Segundo a agência americana, o fenômeno climático deve se desenvolver para um nível moderado ou forte.
No início deste mês, a secretário-geral da Organização Meteorológica Mundial (OMM), Celeste Saulo, disse que o mundo precisa se preparar para os efeitos do fenômeno, que pode elevar o risco de chuvas, enchentes e ondas de calor.
O QUE É O EL NIÑO?
O El Niño é um fenômeno climático natural caracterizado pelo aquecimento anormal das águas superficiais do Oceano Pacífico Equatorial. Essa mudança desregula as correntes de ventos e altera a distribuição de calor e umidade, provocando mudanças severas nos padrões de chuva e temperatura em todo o planeta.
COMO AFETA O BRASIL
Segundo nota técnica do Instituto Nacional de Pesquisas Espaciais (Inpe), o El Niño deste ano pode reduzir o volume de chuvas na amazônia. Isso pode levar a um aumento no risco de fogo no bioma.

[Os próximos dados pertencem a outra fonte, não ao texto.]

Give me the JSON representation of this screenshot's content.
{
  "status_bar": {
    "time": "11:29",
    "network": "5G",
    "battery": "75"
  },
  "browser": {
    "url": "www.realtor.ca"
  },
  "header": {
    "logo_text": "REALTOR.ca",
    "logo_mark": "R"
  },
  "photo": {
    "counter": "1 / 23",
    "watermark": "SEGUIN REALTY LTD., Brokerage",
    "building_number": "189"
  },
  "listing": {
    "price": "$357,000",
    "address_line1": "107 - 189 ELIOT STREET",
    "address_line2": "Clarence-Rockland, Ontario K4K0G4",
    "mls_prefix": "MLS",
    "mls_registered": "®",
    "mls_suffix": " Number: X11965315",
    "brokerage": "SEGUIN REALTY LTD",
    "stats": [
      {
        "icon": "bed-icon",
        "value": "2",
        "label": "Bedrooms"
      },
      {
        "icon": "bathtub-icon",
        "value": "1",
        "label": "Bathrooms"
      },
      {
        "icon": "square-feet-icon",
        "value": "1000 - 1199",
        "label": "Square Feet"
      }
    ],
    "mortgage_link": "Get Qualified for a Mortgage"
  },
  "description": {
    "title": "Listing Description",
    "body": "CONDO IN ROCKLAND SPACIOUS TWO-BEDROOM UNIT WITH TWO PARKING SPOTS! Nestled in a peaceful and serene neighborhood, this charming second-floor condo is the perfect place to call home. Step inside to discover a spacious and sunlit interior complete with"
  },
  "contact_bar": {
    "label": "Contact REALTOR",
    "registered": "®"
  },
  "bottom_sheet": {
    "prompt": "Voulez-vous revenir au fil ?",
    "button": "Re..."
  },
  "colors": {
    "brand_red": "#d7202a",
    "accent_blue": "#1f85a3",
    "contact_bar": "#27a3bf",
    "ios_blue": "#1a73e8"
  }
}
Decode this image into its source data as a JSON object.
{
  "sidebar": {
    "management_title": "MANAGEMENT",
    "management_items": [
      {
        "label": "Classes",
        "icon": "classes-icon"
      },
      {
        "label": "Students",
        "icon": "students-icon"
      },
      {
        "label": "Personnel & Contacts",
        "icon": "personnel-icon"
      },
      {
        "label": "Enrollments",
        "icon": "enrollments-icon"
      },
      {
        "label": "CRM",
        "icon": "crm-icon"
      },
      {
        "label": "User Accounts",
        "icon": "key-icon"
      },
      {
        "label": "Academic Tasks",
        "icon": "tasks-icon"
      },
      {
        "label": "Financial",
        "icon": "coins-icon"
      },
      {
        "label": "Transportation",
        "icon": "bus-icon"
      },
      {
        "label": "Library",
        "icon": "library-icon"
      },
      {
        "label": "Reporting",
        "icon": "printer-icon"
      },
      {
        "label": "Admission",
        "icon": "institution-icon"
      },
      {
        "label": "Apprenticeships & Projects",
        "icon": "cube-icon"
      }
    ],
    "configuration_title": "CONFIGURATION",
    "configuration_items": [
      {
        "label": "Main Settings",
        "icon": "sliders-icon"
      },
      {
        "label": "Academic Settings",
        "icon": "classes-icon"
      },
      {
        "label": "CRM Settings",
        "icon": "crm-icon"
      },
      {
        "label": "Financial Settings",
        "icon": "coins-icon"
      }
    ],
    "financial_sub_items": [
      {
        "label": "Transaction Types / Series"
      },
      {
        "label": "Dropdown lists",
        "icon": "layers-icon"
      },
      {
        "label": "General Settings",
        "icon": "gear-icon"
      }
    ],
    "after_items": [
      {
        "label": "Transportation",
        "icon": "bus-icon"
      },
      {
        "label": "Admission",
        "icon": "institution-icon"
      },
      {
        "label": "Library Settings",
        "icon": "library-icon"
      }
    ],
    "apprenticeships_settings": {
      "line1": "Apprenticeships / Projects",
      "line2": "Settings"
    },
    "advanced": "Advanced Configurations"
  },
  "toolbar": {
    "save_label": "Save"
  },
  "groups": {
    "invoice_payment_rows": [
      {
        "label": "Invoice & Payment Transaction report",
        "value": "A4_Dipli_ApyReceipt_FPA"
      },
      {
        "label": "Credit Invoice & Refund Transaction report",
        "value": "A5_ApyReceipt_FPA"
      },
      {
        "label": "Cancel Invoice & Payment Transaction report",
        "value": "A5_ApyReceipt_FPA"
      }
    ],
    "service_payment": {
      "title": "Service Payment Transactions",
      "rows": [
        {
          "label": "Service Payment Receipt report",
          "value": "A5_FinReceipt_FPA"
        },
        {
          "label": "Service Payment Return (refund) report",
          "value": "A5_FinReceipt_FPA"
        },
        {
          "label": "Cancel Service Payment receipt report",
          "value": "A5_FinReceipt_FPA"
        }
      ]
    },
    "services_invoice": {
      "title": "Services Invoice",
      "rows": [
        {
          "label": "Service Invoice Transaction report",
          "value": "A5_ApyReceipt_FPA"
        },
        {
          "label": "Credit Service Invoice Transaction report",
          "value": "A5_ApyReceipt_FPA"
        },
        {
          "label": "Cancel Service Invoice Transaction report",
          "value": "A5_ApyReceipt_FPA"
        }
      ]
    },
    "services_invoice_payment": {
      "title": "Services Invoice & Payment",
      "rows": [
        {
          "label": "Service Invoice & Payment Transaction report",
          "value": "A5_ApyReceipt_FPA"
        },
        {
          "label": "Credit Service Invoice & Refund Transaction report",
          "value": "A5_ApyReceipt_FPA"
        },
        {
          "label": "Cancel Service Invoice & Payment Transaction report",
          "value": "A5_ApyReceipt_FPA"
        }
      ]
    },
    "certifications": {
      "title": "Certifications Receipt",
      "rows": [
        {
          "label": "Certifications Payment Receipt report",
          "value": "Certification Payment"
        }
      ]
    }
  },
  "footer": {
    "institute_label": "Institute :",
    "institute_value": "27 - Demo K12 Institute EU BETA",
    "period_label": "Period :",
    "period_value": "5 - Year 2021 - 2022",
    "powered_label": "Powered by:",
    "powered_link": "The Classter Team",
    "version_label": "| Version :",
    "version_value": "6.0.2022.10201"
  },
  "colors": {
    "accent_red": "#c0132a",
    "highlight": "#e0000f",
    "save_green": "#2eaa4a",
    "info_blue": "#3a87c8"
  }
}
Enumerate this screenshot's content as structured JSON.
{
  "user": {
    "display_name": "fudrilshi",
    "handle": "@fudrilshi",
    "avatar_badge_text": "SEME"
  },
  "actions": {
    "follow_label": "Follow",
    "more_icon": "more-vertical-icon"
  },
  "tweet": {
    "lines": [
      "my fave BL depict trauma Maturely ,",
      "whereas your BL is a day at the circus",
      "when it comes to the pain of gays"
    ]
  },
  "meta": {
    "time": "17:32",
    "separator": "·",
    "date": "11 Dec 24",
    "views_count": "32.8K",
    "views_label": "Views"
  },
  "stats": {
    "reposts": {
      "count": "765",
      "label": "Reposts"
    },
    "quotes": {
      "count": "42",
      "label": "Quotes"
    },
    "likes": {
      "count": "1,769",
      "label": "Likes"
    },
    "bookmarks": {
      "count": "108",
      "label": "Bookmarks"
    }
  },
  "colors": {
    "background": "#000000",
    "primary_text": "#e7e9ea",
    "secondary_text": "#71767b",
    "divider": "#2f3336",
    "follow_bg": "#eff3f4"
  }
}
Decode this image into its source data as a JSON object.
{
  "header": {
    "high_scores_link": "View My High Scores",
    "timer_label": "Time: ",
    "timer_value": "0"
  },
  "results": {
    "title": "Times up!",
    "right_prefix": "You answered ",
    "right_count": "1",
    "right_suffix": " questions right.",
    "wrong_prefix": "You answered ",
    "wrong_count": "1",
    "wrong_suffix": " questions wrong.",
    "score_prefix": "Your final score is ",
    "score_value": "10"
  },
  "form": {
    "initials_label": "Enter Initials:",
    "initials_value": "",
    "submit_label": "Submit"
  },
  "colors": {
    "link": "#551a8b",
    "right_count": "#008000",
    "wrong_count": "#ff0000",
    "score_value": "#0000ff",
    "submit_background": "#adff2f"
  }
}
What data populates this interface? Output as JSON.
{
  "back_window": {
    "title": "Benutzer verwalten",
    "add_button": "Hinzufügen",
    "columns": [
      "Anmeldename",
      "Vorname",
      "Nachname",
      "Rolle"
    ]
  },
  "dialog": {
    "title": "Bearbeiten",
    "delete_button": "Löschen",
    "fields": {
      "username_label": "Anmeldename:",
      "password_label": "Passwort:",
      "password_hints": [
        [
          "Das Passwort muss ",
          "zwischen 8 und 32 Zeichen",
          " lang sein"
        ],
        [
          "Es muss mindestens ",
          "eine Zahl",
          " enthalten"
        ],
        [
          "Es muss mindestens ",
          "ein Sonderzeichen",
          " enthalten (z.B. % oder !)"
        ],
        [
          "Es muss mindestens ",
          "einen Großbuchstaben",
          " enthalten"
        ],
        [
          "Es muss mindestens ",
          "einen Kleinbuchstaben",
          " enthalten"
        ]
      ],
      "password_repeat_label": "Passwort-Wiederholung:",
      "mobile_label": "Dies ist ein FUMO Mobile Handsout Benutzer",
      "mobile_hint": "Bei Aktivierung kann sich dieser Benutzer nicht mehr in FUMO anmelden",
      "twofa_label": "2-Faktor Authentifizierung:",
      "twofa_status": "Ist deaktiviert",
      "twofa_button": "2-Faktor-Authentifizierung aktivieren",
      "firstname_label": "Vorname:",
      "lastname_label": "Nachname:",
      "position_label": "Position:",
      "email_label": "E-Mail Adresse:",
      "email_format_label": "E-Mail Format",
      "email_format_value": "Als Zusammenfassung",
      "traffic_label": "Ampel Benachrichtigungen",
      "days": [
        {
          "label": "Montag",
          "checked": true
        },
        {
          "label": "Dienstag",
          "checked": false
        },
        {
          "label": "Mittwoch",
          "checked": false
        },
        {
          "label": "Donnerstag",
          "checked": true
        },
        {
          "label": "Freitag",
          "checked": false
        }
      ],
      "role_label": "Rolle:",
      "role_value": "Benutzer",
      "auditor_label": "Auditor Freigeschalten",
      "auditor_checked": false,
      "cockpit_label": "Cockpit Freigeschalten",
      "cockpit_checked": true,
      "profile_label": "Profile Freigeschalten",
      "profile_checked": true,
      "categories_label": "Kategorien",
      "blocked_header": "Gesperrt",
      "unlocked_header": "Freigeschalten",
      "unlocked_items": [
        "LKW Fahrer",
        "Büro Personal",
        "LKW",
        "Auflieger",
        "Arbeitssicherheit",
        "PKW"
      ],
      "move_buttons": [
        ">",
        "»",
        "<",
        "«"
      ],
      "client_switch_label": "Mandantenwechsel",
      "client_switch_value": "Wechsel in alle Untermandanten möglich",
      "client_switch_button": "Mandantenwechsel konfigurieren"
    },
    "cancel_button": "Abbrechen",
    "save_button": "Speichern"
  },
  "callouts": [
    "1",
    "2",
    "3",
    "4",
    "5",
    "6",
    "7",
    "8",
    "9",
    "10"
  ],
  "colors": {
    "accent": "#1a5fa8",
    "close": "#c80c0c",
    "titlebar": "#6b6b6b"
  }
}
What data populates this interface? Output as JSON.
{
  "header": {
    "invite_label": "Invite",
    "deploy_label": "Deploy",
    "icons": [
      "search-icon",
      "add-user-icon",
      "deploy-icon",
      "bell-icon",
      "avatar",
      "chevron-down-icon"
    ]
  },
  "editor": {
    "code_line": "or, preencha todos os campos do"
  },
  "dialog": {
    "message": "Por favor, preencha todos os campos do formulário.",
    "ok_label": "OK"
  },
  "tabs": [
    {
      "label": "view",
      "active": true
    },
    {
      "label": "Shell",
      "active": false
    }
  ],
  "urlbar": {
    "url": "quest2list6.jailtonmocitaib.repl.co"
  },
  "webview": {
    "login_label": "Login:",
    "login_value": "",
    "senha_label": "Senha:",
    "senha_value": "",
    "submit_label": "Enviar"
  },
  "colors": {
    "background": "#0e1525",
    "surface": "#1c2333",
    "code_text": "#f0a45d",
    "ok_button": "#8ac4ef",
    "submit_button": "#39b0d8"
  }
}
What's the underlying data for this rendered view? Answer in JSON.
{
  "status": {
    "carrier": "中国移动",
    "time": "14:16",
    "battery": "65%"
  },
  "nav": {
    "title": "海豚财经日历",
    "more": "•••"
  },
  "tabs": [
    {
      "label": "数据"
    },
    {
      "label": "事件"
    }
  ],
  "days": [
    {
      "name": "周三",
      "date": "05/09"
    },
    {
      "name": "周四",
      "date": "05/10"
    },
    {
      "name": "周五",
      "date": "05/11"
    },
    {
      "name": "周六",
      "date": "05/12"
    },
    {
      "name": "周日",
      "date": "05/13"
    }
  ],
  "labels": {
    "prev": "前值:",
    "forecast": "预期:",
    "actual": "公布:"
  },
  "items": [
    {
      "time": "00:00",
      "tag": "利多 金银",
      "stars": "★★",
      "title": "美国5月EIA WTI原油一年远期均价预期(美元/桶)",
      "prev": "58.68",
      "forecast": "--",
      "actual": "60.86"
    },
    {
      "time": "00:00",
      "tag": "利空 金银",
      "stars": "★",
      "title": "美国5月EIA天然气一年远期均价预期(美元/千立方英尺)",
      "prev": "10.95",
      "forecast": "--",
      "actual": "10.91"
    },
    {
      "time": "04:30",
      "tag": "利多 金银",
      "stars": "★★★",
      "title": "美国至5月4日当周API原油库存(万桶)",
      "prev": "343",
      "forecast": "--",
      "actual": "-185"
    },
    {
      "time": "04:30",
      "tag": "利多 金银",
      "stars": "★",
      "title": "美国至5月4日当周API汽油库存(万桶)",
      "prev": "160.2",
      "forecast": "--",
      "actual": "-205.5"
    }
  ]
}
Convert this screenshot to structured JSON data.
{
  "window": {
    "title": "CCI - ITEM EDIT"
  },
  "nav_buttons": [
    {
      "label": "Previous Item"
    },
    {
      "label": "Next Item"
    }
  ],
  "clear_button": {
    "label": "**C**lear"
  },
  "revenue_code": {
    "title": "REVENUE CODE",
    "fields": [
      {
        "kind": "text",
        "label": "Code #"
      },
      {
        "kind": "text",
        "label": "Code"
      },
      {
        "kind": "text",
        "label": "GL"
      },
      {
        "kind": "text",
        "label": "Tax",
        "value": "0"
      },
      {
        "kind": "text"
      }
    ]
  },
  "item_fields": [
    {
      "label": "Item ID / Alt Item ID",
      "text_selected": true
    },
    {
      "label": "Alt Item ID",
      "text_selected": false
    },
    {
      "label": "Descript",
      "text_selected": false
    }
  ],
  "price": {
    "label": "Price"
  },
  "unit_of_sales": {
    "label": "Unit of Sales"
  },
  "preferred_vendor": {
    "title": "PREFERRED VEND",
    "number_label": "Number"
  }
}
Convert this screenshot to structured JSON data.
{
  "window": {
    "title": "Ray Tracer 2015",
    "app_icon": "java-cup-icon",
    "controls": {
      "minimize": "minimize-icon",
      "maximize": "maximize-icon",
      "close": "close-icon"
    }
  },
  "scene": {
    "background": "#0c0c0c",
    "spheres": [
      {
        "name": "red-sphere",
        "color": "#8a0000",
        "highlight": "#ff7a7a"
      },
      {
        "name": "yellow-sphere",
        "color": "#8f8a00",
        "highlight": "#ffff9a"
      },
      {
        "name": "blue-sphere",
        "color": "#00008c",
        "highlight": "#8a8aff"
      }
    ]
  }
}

Por esse motivo, Flávio Dino, ministro do Supremo Tribunal Federal (STF), intimou a União e os estados parte da amazônia e do pantanal a informar o planejamento e os preparativos frente ao aumento do risco de incêndios florestais.
Enquanto o Norte e Nordeste usualmente ficam com menos chuvas, anos de El Niño costumam ter maior volume de precipitação no Sul do Brasil.
A região Centro-Oeste costuma ter temperaturas mais elevadas, aumentando também o risco de fogo.
Já no Sudeste, os anos de El Niño costumam registrar aumento da temperatura média, especialmente na primavera e verão, mais chuvas no sudeste de São Paulo, centro-sul do Rio de Janeiro e de Minas Gerais, e redução de precipitação em áreas mais ao norte. Também podem ocorrer secas na região, o que varia de acordo com a intensidade do fenômeno.